Many of Bess’s paintings are untitled, but the titles that do exist provide clues to what the artist was thinking. “Premonition” is composed of three ominous figures, one of which seems to be holding a sharp, white sword-like form. “Bodies of Little Dead Children” has two boomerang shapes lying on a dark background. In “Untitled (The Spider),” also reproduced on the cover of the catalogue, thin white lines on a red ground emerge from a small white circle and run off the canvas in every direction. In many of the canvases, various shapes seem to be swallowing or penetrating one another.
Perhaps the most common organizing principal in Bess’s work, however, is the landscape. Many of the paintings contain a horizon line, and some, like “Untitled (No. 11A)” even have wavelike forms. This is understandable, given the amount of time Bess spent outside, either on or near the water. His letters often include comments about the weather, essential information for one who earns his living from the sea.
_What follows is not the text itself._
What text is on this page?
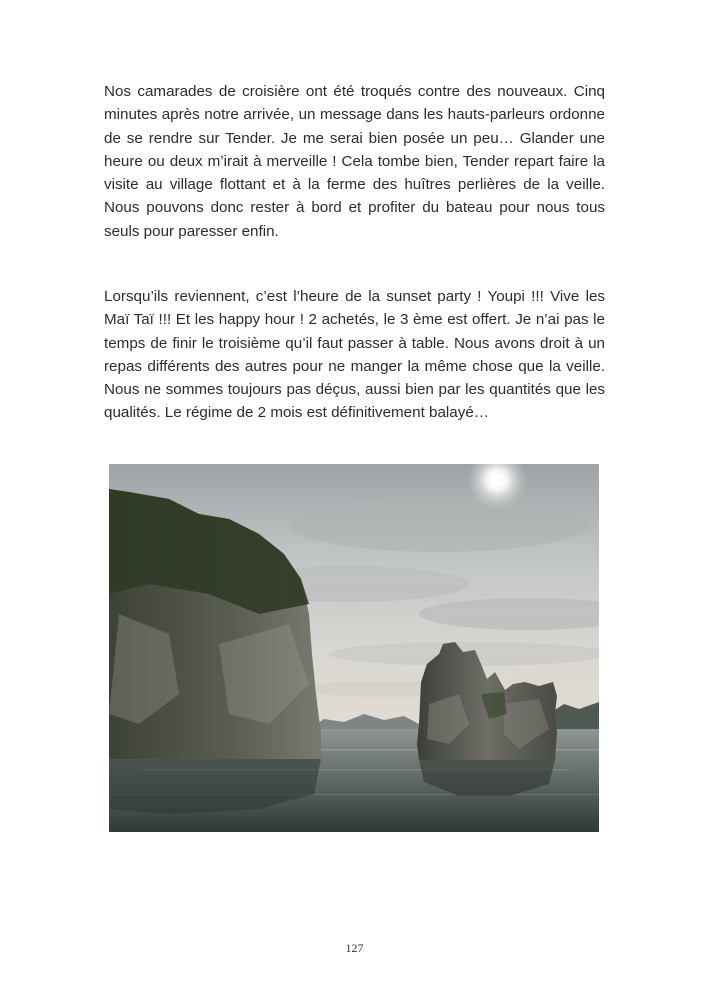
Nos camarades de croisière ont été troqués contre des nouveaux. Cinq minutes après notre arrivée, un message dans les hauts-parleurs ordonne de se rendre sur Tender. Je me serai bien posée un peu… Glander une heure ou deux m’irait à merveille ! Cela tombe bien, Tender repart faire la visite au village flottant et à la ferme des huîtres perlières de la veille. Nous pouvons donc rester à bord et profiter du bateau pour nous tous seuls pour paresser enfin.

Lorsqu’ils reviennent, c’est l’heure de la sunset party ! Youpi !!! Vive les Maï Taï !!! Et les happy hour ! 2 achetés, le 3 ème est offert. Je n’ai pas le temps de finir le troisième qu’il faut passer à table. Nous avons droit à un repas différents des autres pour ne manger la même chose que la veille. Nous ne sommes toujours pas déçus, aussi bien par les quantités que les qualités. Le régime de 2 mois est définitivement balayé…

127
In 1961, Hurricane Carla destroyed not only the fishing camp where Bess lived but many of his paintings as well. As she swept away his home and work, the storm seemed also to remove his lifeline to reality. He moved into Bay City, and things were never quite the same. Bess continued to be obsessed with his hermaphrodite theory while painting less and less. He drank heavily and was committed to a mental hospital in 1974. After that, he resided in a nursing home and could no longer paint, eventually succumbing to a stroke late in 1977.
For Bess, like most self-taught artists, there is no life without art. These paintings are small but they are intensely powerful, and the raw images are open to multiple interpretations. He spills his dreams, visions, and hallucinations onto the canvas, and the viewer is left to ponder them as best he can. In the words of curator Claire Elliott, “His legacy lives as a powerful argument in favor of art not as a solution but as a way of seeking.”